I often get asked, "What do you have against engineering". When someone hears that I quit my engineering job and that I would live in a van before I go back to an engineering career, they think I'm crazy. And yes I am crazy. I won't shy away from the fact that I think differently than most people.
So here's a short history of my experience and background in engineering. I grew up loving math and science. I attribute this to my dad and his dad (Papa). My dad has worked as an electrical engineer for thirty years at Lockheed Martin, and Papa (now retired) worked as a mechanical engineer for an aircraft braking company. As someone who excelled in math and science, and grew up around engineers, it only seemed fitting that I took the same route.
When I was eleven years old I dreamed of designing roller coasters. I had grown up going to amusement parks, and I loved the thrill of them. At the time I was living in Saudi Arabia, and there were no coasters to ride in the country. When you're that young you feel like you can do anything, so I decided to start a coaster design company. I devised a way to build track pieces out of pop cans. By using pops cans, hot glue, and tape I was able to build track pieces that could hold my weight.
The love for designing and creating carried into high school. For all four years of high school, I took drafting and CADD (computer-aided drafting and design) classes. Parts of our curriculum consisted of designing and building random things out of ordinary materials. I designed a bridge out of toothpicks. Built a chair, and even a full-scale Mini Cooper out of cardboard.
After I graduated high school I decided to attend The University of Akron to study Mechanical Engineering. During my junior year of college, I decided to pursue my passion in photography. In 2010, I photographed my first wedding and fell in love with it. After five long and fun years of college, I graduated with a degree in Mechanical Engineering Technology in 2011. I didn't have an engineering career lined up right after graduation, so that summer after graduation I shot over 13 weddings.
In October 2011, I got hired into a company creating CAD drawings for brake pads and transmission disks. It was by far the easiest job in the world, as I was using CAD systems since I was 13. However, when you start a $40k/yr job after being a broke college student for years the money feels good; at first. Before too long I started feeling bored and unfulfilled. I was drafting up the same thing day in and day out, and it became so mundane.

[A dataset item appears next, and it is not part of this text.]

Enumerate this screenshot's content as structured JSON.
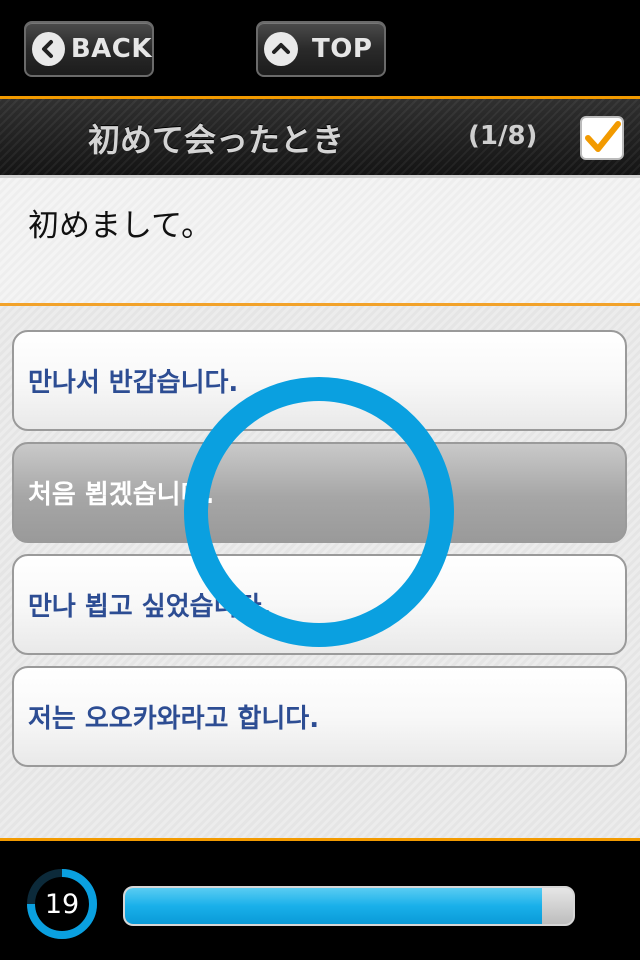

There was a position that opened up in the company I was with that was a significant step up from what I was doing. It was exactly what I needed to feel more challenged, so I applied, interviewed, and got the job. I was now working as a prototype engineering position. Essentially, I facilitated the manufacturing of brake and friction disk prototypes for our customers like Caterpillar and John Deer. They would send us our drawing/specifications and I would create the manufacturing plan to get them produced and sent to our customers for testing.
Before I even started the new job I was made aware from my boss that this was in no way a promotion, and my new salary certainly reflected that. For the next two years, I worked on hundreds of prototypes, and it certainly challenged me. I would come in early, stay late, and do whatever possible to make sure prototypes were produced and sent out on time. Each performance review I was hitting my numbers, yet my pay raise was barely reflecting that. Each raise I received practically reflected the cost of living increase that I was facing each year. I began to come depressed, unmotivated, and angry.

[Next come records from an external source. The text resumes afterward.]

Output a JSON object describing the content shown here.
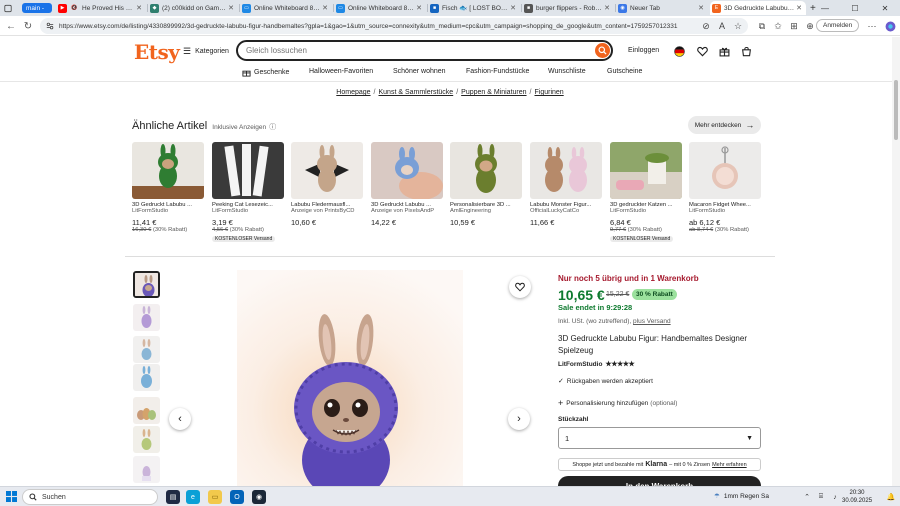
{
  "browser": {
    "tabs": [
      {
        "title": "main -",
        "icon_color": "#1a73e8"
      },
      {
        "title": "He Proved His Mom W",
        "icon_color": "#ff0000"
      },
      {
        "title": "(2) c00kidd on Game Jolt",
        "icon_color": "#2f7f6f"
      },
      {
        "title": "Online Whiteboard 864711",
        "icon_color": "#1e88e5"
      },
      {
        "title": "Online Whiteboard 864511",
        "icon_color": "#1e88e5"
      },
      {
        "title": "Fisch 🐟 [ LOST BONES",
        "icon_color": "#1565c0"
      },
      {
        "title": "burger flippers - Roblox",
        "icon_color": "#555555"
      },
      {
        "title": "Neuer Tab",
        "icon_color": "#3b78e7"
      },
      {
        "title": "3D Gedruckte Labubu Figur",
        "icon_color": "#f1641e"
      }
    ],
    "url": "https://www.etsy.com/de/listing/4330899992/3d-gedruckte-labubu-figur-handbemaltes?gpla=1&gao=1&utm_source=connexity&utm_medium=cpc&utm_campaign=shopping_de_google&utm_content=1759257012331",
    "signin_label": "Anmelden"
  },
  "header": {
    "logo": "Etsy",
    "categories_label": "Kategorien",
    "search_placeholder": "Gleich lossuchen",
    "login_label": "Einloggen"
  },
  "catnav": [
    "Geschenke",
    "Halloween-Favoriten",
    "Schöner wohnen",
    "Fashion-Fundstücke",
    "Wunschliste",
    "Gutscheine"
  ],
  "breadcrumb": [
    "Homepage",
    "Kunst & Sammlerstücke",
    "Puppen & Miniaturen",
    "Figurinen"
  ],
  "similar": {
    "title": "Ähnliche Artikel",
    "subtitle": "Inklusive Anzeigen",
    "more_label": "Mehr entdecken",
    "items": [
      {
        "title": "3D Gedruckt Labubu ...",
        "seller": "LitFormStudio",
        "price": "11,41 €",
        "old": "16,30 €",
        "pct": "(30% Rabatt)",
        "badge": ""
      },
      {
        "title": "Peeking Cat Lesezeic...",
        "seller": "LitFormStudio",
        "price": "3,19 €",
        "old": "4,56 €",
        "pct": "(30% Rabatt)",
        "badge": "KOSTENLOSER Versand"
      },
      {
        "title": "Labubu Fledermausfl...",
        "seller": "Anzeige von PrintsByCD",
        "price": "10,60 €",
        "old": "",
        "pct": "",
        "badge": ""
      },
      {
        "title": "3D Gedruckt Labubu ...",
        "seller": "Anzeige von PixelsAndP",
        "price": "14,22 €",
        "old": "",
        "pct": "",
        "badge": ""
      },
      {
        "title": "Personalisierbare 3D ...",
        "seller": "AmlEngineering",
        "price": "10,59 €",
        "old": "",
        "pct": "",
        "badge": ""
      },
      {
        "title": "Labubu Monster Figur...",
        "seller": "OfficialLuckyCatCo",
        "price": "11,66 €",
        "old": "",
        "pct": "",
        "badge": ""
      },
      {
        "title": "3D gedruckter Katzen ...",
        "seller": "LitFormStudio",
        "price": "6,84 €",
        "old": "9,77 €",
        "pct": "(30% Rabatt)",
        "badge": "KOSTENLOSER Versand"
      },
      {
        "title": "Macaron Fidget Whee...",
        "seller": "LitFormStudio",
        "price": "ab 6,12 €",
        "old": "ab 8,74 €",
        "pct": "(30% Rabatt)",
        "badge": ""
      }
    ]
  },
  "product": {
    "stock": "Nur noch 5 übrig und in 1 Warenkorb",
    "price": "10,65 €",
    "old_price": "15,22 €",
    "discount": "30 % Rabatt",
    "sale_end": "Sale endet in 9:29:28",
    "tax": "Inkl. USt. (wo zutreffend),",
    "shipping_link": "plus Versand",
    "title": "3D Gedruckte Labubu Figur: Handbemaltes Designer Spielzeug",
    "shop": "LitFormStudio",
    "stars": "★★★★★",
    "returns": "Rückgaben werden akzeptiert",
    "personalize": "Personalisierung hinzufügen",
    "personalize_opt": "(optional)",
    "qty_label": "Stückzahl",
    "qty_value": "1",
    "klarna_pre": "Shoppe jetzt und bezahle mit",
    "klarna_brand": "Klarna",
    "klarna_post": "– mit 0 % Zinsen",
    "klarna_link": "Mehr erfahren",
    "cart_label": "In den Warenkorb"
  },
  "taskbar": {
    "search_label": "Suchen",
    "weather": "1mm Regen Sa",
    "time": "20:30",
    "date": "30.09.2025"
  }
}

During this time I was still running my photography business, and it was starting to get to the point where I was making more taking photos than I was making at my engineering job. I found myself having the thought of quitting, and when I would tell people that they thought I was crazy to even think to leave an engineering job. You see, they like many have this perception engineers make $$$ money. To some extend, that is true to people who have been with companies for years, but I didn't want to wait twenty years to start making a six-figure income.

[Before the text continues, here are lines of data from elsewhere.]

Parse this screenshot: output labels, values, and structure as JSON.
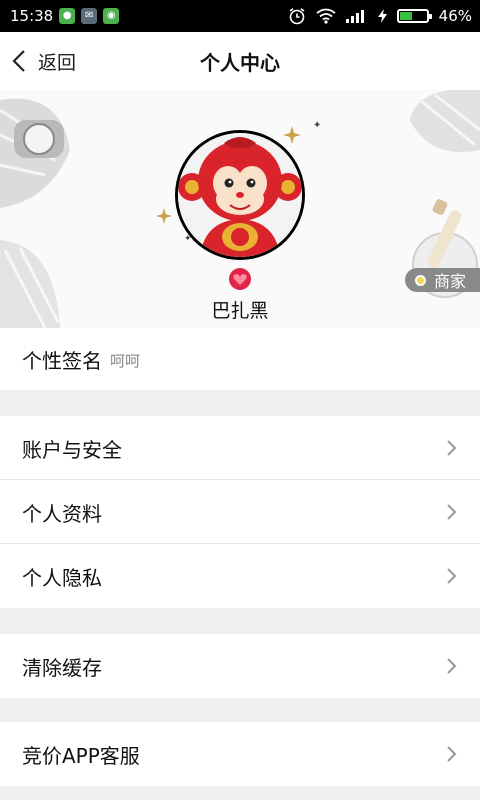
{
  "status_bar": {
    "time": "15:38",
    "battery_percent": "46%",
    "battery_level": 0.46
  },
  "nav": {
    "back_label": "返回",
    "title": "个人中心"
  },
  "profile": {
    "username": "巴扎黑",
    "merchant_label": "商家"
  },
  "signature": {
    "label": "个性签名",
    "value": "呵呵"
  },
  "menu": {
    "account_security": "账户与安全",
    "personal_info": "个人资料",
    "personal_privacy": "个人隐私",
    "clear_cache": "清除缓存",
    "customer_service": "竞价APP客服"
  },
  "colors": {
    "battery_green": "#39c43f",
    "badge_red": "#e0244a",
    "merchant_tag_bg": "#888a8a"
  }
}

I knew that I was capable of much more. In October 2014, I submitted my two weeks notice and was on my way to pursuing photography full-time. I had a pretty great financial safety net at this point, so I felt very comfortable taking the leap.
In the years following, I went through a lot of self-discovery. I became more aware of what really mattered to me, and what my personal strengths were. I would look back on my eleven-year-old self and wonder what happened to the boy who would dream big, created what he wanted, and didn't give a shit what others thought. I missed him and needed to get him back if I was going to be happy.
This all leads up to where I am currently in life. Yes, most people think I hate engineering, but the truth is I don't. I love it more than ever, but it's now on my own terms. When I say I won't go back to an engineering career, I'm saying I'm not going to let someone else tell me how much my ideas and work is worth. I'm in control now. I design what I want to design. I create what I want to create. And I'm happier for it.
So no, I don't hate engineering; I love it. I'm just not ready to go back into a career that limits my creativity. I'm grateful for my education. It's a perfect compliment to my creativity, and with the two combined I know I'm bound for incredible things.
And yes...I designed that roller coaster track piece on the computer just for the header photo.